If we think of ourselves as living souls, immortal creatures, living in the midst of a Creation that is mostly mysterious, and if we see that everything we make or do cannot help but have an everlasting significance for ourselves, for others, and for the world, then we see why some religious teachers have understood work as a form of prayer.

Work connects us both to Creation and to eternity. This is the reason also for Mother Ann Lee's famous instruction: "Do all your work as though you had a thousand years to live on earth, and as you would if you knew you must die tomorrow."

If we look at the great artistic traditions, as it is necessary to do, we will see that they have never been divorced either from religion or from economy. The possibility of an entirely secular art and of works of art that are spiritless or ugly or useless is not a possibility that has been among us for very long. Traditionally, the arts have been ways of making that have placed a just value on their materials or subjects, on the uses and the users of the things made by art, and on the artists themselves. They have, that is, been ways of giving honor to the works of God. The great artistic traditions have had nothing to do with what we call "self-expression." Though they have certainly originated things and employed genius, they have no affinity with the modern cults of originality and genius. Coomaraswamy, a good guide as always, makes an indispensable distinction between genius in the modern sense and craftsmanship: "Genius inhabits a world of its own.

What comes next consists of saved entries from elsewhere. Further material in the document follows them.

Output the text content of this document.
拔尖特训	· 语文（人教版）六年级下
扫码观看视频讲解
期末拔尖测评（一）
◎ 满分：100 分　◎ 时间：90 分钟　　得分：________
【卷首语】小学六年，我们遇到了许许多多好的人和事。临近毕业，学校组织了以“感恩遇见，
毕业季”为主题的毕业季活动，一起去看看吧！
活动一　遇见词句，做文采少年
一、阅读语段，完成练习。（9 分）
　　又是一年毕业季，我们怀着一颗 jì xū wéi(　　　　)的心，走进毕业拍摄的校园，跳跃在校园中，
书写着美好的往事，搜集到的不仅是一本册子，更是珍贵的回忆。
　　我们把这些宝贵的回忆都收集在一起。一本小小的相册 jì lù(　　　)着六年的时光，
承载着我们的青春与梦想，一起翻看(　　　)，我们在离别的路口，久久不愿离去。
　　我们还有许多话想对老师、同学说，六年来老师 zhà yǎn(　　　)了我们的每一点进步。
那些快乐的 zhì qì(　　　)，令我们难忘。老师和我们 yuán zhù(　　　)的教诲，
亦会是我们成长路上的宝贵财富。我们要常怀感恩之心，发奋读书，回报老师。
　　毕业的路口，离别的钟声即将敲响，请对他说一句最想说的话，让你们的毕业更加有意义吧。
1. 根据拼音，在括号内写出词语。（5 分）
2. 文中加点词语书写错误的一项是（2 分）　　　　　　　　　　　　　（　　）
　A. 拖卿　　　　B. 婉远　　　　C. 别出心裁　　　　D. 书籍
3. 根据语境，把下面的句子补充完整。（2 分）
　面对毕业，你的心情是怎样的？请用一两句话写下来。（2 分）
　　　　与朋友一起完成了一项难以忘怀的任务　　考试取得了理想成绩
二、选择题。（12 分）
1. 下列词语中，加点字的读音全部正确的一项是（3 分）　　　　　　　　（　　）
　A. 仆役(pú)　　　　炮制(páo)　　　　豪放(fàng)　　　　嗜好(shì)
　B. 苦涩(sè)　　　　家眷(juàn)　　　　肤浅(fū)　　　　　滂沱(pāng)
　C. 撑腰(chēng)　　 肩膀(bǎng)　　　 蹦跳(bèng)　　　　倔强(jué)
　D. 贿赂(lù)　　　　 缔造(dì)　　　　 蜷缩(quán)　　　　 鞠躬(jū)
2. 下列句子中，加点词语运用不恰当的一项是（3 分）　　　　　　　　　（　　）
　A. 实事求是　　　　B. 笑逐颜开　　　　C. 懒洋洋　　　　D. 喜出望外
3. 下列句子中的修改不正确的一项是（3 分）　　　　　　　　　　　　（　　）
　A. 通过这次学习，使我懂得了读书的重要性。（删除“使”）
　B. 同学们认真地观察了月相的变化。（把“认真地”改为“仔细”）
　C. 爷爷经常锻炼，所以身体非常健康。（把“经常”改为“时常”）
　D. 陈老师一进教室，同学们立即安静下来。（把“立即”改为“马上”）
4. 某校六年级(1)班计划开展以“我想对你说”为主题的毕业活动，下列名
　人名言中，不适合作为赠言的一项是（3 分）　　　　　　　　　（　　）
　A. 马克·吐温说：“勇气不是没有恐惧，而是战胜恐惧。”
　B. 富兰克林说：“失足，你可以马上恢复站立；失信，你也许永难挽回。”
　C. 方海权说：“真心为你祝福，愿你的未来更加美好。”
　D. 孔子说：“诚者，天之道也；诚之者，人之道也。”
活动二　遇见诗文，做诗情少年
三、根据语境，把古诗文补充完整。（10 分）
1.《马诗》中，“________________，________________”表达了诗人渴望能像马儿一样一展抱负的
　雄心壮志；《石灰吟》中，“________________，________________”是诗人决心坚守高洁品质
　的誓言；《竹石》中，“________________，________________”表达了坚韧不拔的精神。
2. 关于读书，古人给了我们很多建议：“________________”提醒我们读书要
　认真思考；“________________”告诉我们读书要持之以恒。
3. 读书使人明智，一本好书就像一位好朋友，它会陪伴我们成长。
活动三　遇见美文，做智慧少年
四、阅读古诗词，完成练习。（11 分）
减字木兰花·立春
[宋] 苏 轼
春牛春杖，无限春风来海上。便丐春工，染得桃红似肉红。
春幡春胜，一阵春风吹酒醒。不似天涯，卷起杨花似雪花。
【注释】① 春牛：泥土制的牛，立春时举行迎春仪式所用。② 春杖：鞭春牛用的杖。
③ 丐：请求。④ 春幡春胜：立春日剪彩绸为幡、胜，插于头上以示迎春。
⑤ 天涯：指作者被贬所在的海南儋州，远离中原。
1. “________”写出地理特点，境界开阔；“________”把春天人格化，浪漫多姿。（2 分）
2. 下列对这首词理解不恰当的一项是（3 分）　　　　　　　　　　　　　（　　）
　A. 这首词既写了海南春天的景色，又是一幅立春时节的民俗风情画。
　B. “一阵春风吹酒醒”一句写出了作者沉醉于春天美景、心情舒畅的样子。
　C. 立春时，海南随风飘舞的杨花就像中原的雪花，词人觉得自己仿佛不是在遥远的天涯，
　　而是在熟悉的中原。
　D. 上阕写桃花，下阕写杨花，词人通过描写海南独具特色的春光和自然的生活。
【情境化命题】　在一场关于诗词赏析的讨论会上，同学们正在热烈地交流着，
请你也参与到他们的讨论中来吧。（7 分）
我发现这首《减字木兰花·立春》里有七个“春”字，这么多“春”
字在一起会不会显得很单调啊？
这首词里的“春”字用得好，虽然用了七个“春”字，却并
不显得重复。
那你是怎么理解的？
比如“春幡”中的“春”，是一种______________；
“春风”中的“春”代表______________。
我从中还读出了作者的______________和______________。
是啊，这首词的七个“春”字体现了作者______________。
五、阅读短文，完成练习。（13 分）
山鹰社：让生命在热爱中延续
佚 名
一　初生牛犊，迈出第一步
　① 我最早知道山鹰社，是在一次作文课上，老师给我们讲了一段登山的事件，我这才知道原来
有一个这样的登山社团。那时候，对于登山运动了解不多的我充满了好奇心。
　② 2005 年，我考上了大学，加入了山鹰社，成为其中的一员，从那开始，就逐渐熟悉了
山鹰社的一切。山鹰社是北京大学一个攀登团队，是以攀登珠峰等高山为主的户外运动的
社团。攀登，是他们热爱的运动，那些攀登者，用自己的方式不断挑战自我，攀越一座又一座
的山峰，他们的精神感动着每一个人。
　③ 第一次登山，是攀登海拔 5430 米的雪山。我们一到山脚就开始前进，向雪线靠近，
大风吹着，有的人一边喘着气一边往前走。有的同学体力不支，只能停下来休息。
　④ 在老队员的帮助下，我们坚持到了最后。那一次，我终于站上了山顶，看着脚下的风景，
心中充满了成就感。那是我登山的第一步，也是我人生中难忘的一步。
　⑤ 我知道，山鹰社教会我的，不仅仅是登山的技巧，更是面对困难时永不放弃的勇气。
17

The master craftsman lives in a world inhabited by other men; he has neighbors." The arts, traditionally, belong to the neighborhood. They are the means by which the neighborhood lives, works, remembers, worships, and enjoys itself.

But most important of all, now, is to see that the artistic traditions understood every art primarily as a skill or craft and ultimately as a service to fellow creatures and to God. An artist's first duty, according to this view, is technical. It is assumed that one will have talents, materials, subjects-perhaps even genius or inspiration or vision. But these are traditionally understood not as personal properties with which one may do as one chooses but as gifts of God or nature that must be honored in use. One does not dare to use these things without the skill to use them well. To use gifts less than well is to dishonor them and their Giver. There is no material or subject in Creation that in using, we are excused from using well; there is no work in which we are excused from being able and responsible artists.